Each school year I am faced with starting over with a new set of teachers. The convincing and assuring that, yes indeed my girl does have a disability. Yes she looks “fine”, yes she is a funny and engaging girl. To give staff a perspective, I usually email her team this page….a worthy repeat.
My Ten things
Inspired by a piece written by Ellen Notbohm, Ten Things Every Child With Autism Wishes You Knew, I have decided to also share the Ten things that THIS Mom wants you to know about our very own autism journey:
1) She is perfect and whole just the way she is. My hope is that she not only believes this for herself, but that the world will be a better place for knowing her and that she can finally feel that she isn’t needing to fit into our world, but the world is fitting into each others.
2.) When people say, “she is fine” they need to know how hard she is working to be “fine”. She is holding it together to not look like a complete fool at school by asking an obvious question, she is worrying that nobody will sit with her at lunch, she is wondering what is next, when will she be done and if she will have to talk to someone.

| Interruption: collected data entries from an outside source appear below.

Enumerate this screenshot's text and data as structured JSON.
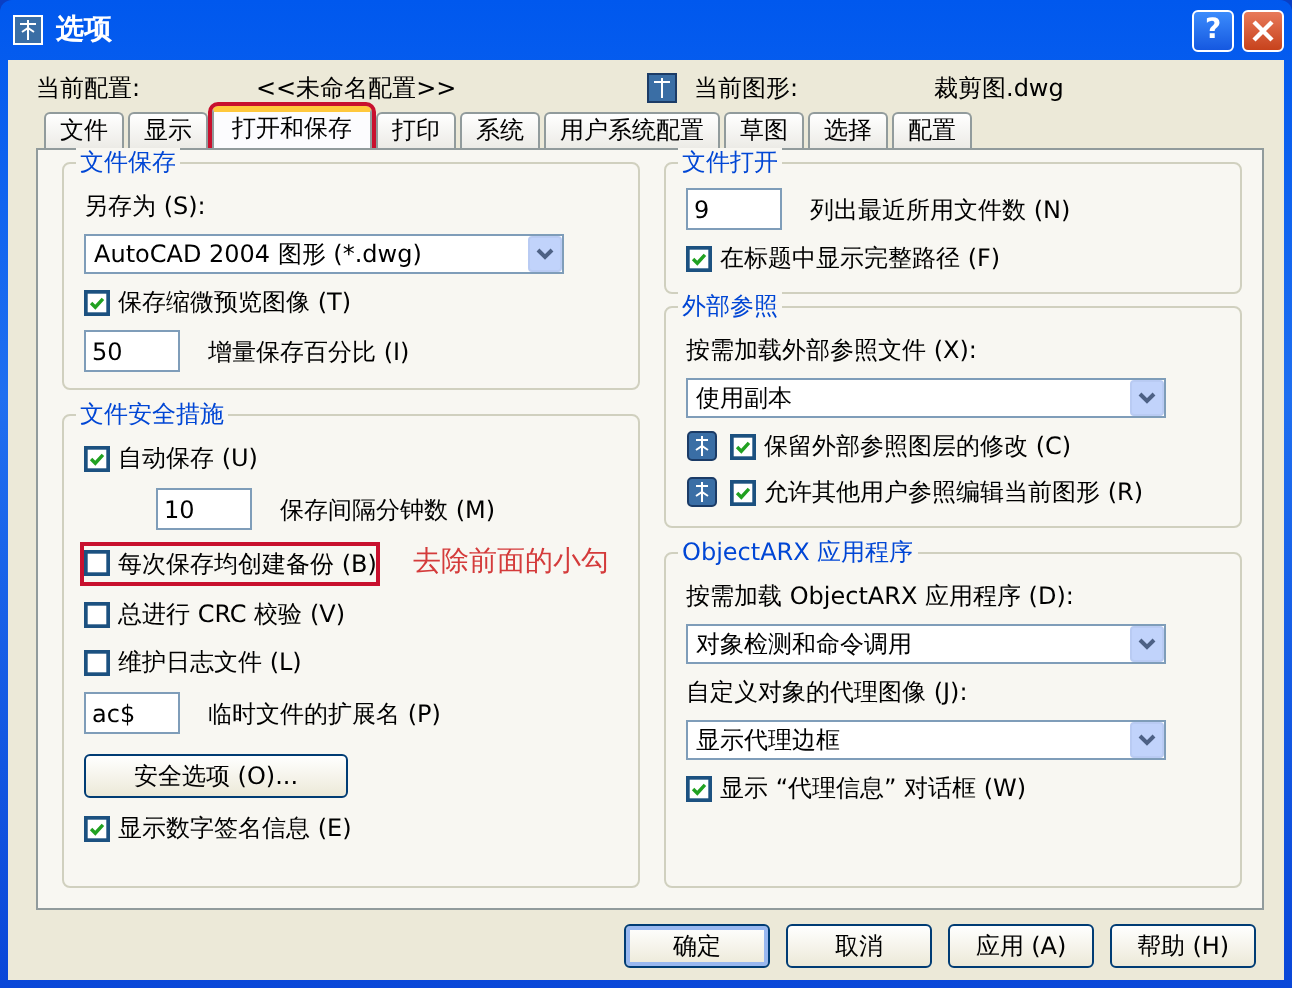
{
  "window": {
    "title": "选项",
    "help_glyph": "?"
  },
  "header": {
    "profile_label": "当前配置:",
    "profile_value": "<<未命名配置>>",
    "drawing_label": "当前图形:",
    "drawing_value": "裁剪图.dwg"
  },
  "tabs": [
    {
      "label": "文件",
      "selected": false,
      "highlighted": false
    },
    {
      "label": "显示",
      "selected": false,
      "highlighted": false
    },
    {
      "label": "打开和保存",
      "selected": true,
      "highlighted": true
    },
    {
      "label": "打印",
      "selected": false,
      "highlighted": false
    },
    {
      "label": "系统",
      "selected": false,
      "highlighted": false
    },
    {
      "label": "用户系统配置",
      "selected": false,
      "highlighted": false
    },
    {
      "label": "草图",
      "selected": false,
      "highlighted": false
    },
    {
      "label": "选择",
      "selected": false,
      "highlighted": false
    },
    {
      "label": "配置",
      "selected": false,
      "highlighted": false
    }
  ],
  "left_groups": [
    {
      "title": "文件保存",
      "items": [
        {
          "kind": "label",
          "text": "另存为 (S):"
        },
        {
          "kind": "select",
          "value": "AutoCAD 2004 图形  (*.dwg)"
        },
        {
          "kind": "checkbox",
          "label": "保存缩微预览图像 (T)",
          "checked": true
        },
        {
          "kind": "field",
          "entry": "50",
          "caption": "增量保存百分比 (I)",
          "indent": false
        }
      ]
    },
    {
      "title": "文件安全措施",
      "items": [
        {
          "kind": "checkbox",
          "label": "自动保存 (U)",
          "checked": true
        },
        {
          "kind": "field",
          "entry": "10",
          "caption": "保存间隔分钟数 (M)",
          "indent": true
        },
        {
          "kind": "checkbox",
          "label": "每次保存均创建备份 (B)",
          "checked": false,
          "highlighted": true,
          "note": "去除前面的小勾"
        },
        {
          "kind": "checkbox",
          "label": "总进行 CRC 校验 (V)",
          "checked": false
        },
        {
          "kind": "checkbox",
          "label": "维护日志文件 (L)",
          "checked": false
        },
        {
          "kind": "field",
          "entry": "ac$",
          "caption": "临时文件的扩展名 (P)",
          "indent": false
        },
        {
          "kind": "button",
          "label": "安全选项 (O)..."
        },
        {
          "kind": "checkbox",
          "label": "显示数字签名信息 (E)",
          "checked": true
        }
      ]
    }
  ],
  "right_groups": [
    {
      "title": "文件打开",
      "items": [
        {
          "kind": "field",
          "entry": "9",
          "caption": "列出最近所用文件数 (N)",
          "indent": false
        },
        {
          "kind": "checkbox",
          "label": "在标题中显示完整路径 (F)",
          "checked": true
        }
      ]
    },
    {
      "title": "外部参照",
      "items": [
        {
          "kind": "label",
          "text": "按需加载外部参照文件 (X):"
        },
        {
          "kind": "select",
          "value": "使用副本"
        },
        {
          "kind": "icon_checkbox",
          "label": "保留外部参照图层的修改 (C)",
          "checked": true
        },
        {
          "kind": "icon_checkbox",
          "label": "允许其他用户参照编辑当前图形 (R)",
          "checked": true
        }
      ]
    },
    {
      "title": "ObjectARX 应用程序",
      "items": [
        {
          "kind": "label",
          "text": "按需加载 ObjectARX 应用程序 (D):"
        },
        {
          "kind": "select",
          "value": "对象检测和命令调用"
        },
        {
          "kind": "label",
          "text": "自定义对象的代理图像 (J):"
        },
        {
          "kind": "select",
          "value": "显示代理边框"
        },
        {
          "kind": "checkbox",
          "label": "显示 “代理信息” 对话框 (W)",
          "checked": true
        }
      ]
    }
  ],
  "buttons": [
    {
      "label": "确定",
      "default": true
    },
    {
      "label": "取消",
      "default": false
    },
    {
      "label": "应用 (A)",
      "default": false
    },
    {
      "label": "帮助 (H)",
      "default": false
    }
  ]
}
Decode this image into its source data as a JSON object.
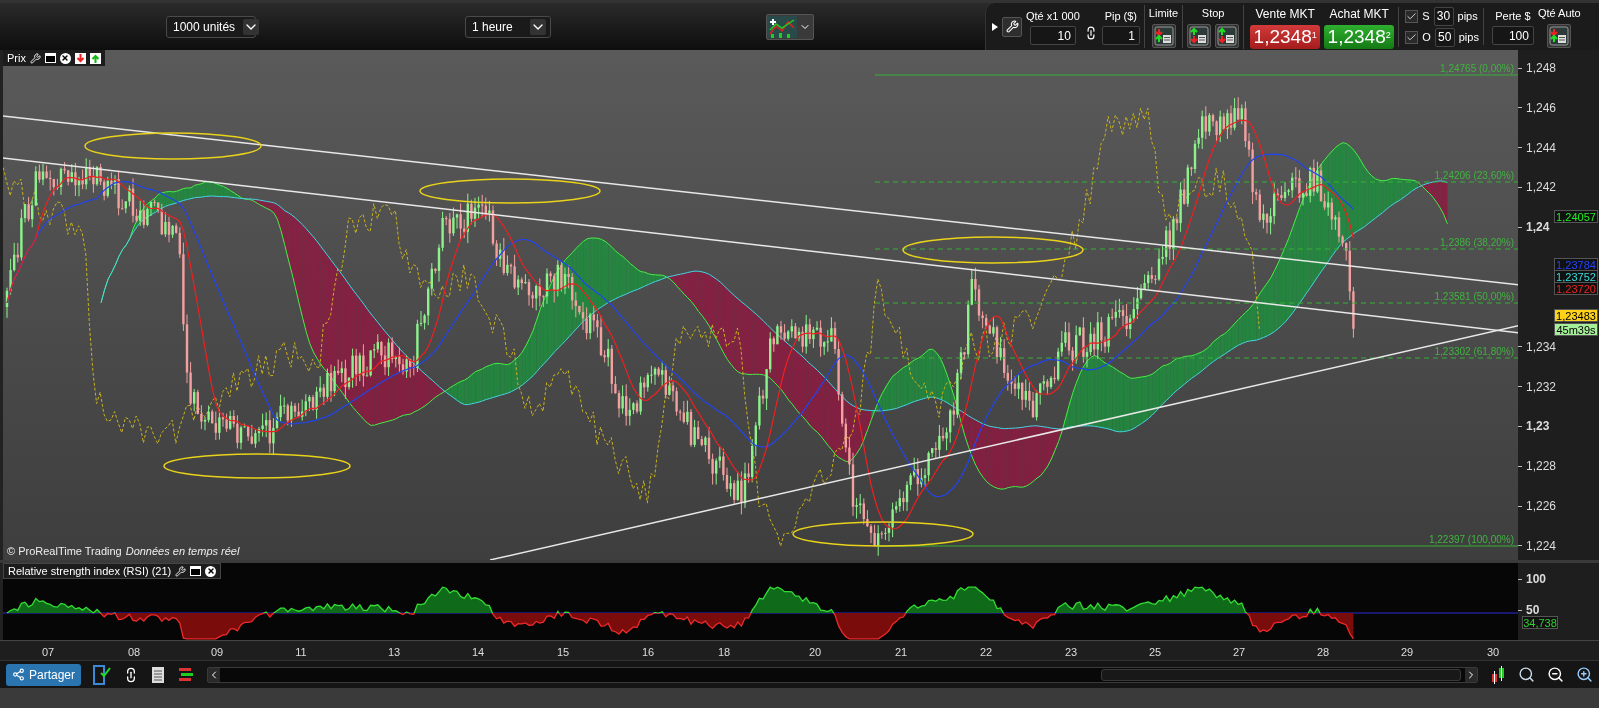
{
  "toolbar": {
    "quantity_dropdown": "1000 unités",
    "timeframe_dropdown": "1 heure"
  },
  "order_panel": {
    "qty_label": "Qté x1 000",
    "qty_value": "10",
    "pip_label": "Pip ($)",
    "pip_value": "1",
    "limit_label": "Limite",
    "stop_label": "Stop",
    "sell": {
      "label": "Vente MKT",
      "price": "1,2348",
      "digit": "1"
    },
    "buy": {
      "label": "Achat MKT",
      "price": "1,2348",
      "digit": "2"
    },
    "stops": [
      {
        "letter": "S",
        "checked": true,
        "value": "30",
        "unit": "pips"
      },
      {
        "letter": "O",
        "checked": true,
        "value": "50",
        "unit": "pips"
      }
    ],
    "loss_label": "Perte $",
    "loss_value": "100",
    "auto_qty_label": "Qté Auto"
  },
  "price_pane": {
    "title": "Prix",
    "copyright": "© ProRealTime Trading",
    "realtime_note": "Données en temps réel",
    "fib_levels": [
      {
        "label": "1,24765 (0,00%)",
        "kind": "solid"
      },
      {
        "label": "1,24206 (23,60%)",
        "kind": "dashed"
      },
      {
        "label": "1,2386 (38,20%)",
        "kind": "dashed"
      },
      {
        "label": "1,23581 (50,00%)",
        "kind": "dashed"
      },
      {
        "label": "1,23302 (61,80%)",
        "kind": "dashed"
      },
      {
        "label": "1,22397 (100,00%)",
        "kind": "solid"
      }
    ],
    "y_ticks": [
      {
        "label": "1,248",
        "kind": "minor"
      },
      {
        "label": "1,246",
        "kind": "minor"
      },
      {
        "label": "1,244",
        "kind": "minor"
      },
      {
        "label": "1,242",
        "kind": "minor"
      },
      {
        "label": "1,24",
        "kind": "major"
      },
      {
        "label": "1,234",
        "kind": "minor"
      },
      {
        "label": "1,232",
        "kind": "minor"
      },
      {
        "label": "1,23",
        "kind": "major"
      },
      {
        "label": "1,228",
        "kind": "minor"
      },
      {
        "label": "1,226",
        "kind": "minor"
      },
      {
        "label": "1,224",
        "kind": "minor"
      }
    ],
    "badges": [
      {
        "label": "1,24057",
        "color": "#22ee22",
        "kind": "text"
      },
      {
        "label": "1,23784",
        "color": "#2244ff",
        "kind": "text"
      },
      {
        "label": "1,23752",
        "color": "#33dddd",
        "kind": "text"
      },
      {
        "label": "1,23720",
        "color": "#ee2222",
        "kind": "text"
      },
      {
        "label": "1,23483",
        "color": "#ffd21a",
        "kind": "fill"
      },
      {
        "label": "45m39s",
        "color": "#a6ee9a",
        "kind": "fill"
      }
    ]
  },
  "rsi_pane": {
    "title": "Relative strength index (RSI) (21)",
    "y_ticks": [
      "100",
      "50"
    ],
    "badge": "34,738"
  },
  "x_axis": [
    "07",
    "08",
    "09",
    "11",
    "13",
    "14",
    "15",
    "16",
    "18",
    "20",
    "21",
    "22",
    "23",
    "25",
    "27",
    "28",
    "29",
    "30"
  ],
  "bottom_bar": {
    "share_button": "Partager"
  }
}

3.) When she wants to wear the same clothes over and over it is not because I am lazy and I don’t care about what she looks like–she has sensory issues and rigidity about new clothes and prefers the familiar clothes. I choose my battles and that is just not one of them. This includes a coat-she does not have a sense of hot or cold, therefore she does not feel the frigid temperatures and sees no reason to wear a coat. She carries it.
4.) Yes, she is “social”. On her terms. She says hi to all her favorite adults in the school building. She will NOT, however, ask her brothers a question or for help. At family functions she sits alone in another room because she doesn’t know how to be social and it is just too hard.
5.) She wants friends. As the years have gone on and the complexities of friendships increase in the teen years, she has had more difficulty with this. She would still love to have a friend over to play, but it must be controlled and structured just as you might a young child. Frustration and misunderstandings occur quickly.
6.) She sees no reason for social ‘niceties’. I understand that her future jobs and relationships will require a bit more politeness. For now, I am grateful for the initiation. She isn’t being rude, its her learning style. We will get there.
7.) She learns by experience. She needs specific language and expectations. When you____, then you _____. Once she experiences something new, and has success, she will be more likely to attempt it again. Success– that means just because she has been there, seen it or tried it does not count as she knows it.
8.) Although she doesn’t show affection in the way this world has decided is appropriate, she does care about people. She is interested in people. She is compassionate.
9.) Being with adults is easier. Adults can play the social game. Adults will let her talk about her favorite things or the topics she knows about. Kids walk away or ignore her. Adults can help her by prompting her to ask questions about themselves, or simply say “that is cool, but lets talk about _______”. Kids can help her by being a little nicer.
10.) I never hope to change or ‘recover’ my girl, she is exactly who she is meant to be. There are absolutely things that I wish were easier for her, but that does not mean that I wish she were ‘typical’. Her presence will forever change the lives of everyone in our family; my boys will be better men for knowing her and I will continue to learn and grow by being her Mom. I wouldn’t trade that for anything.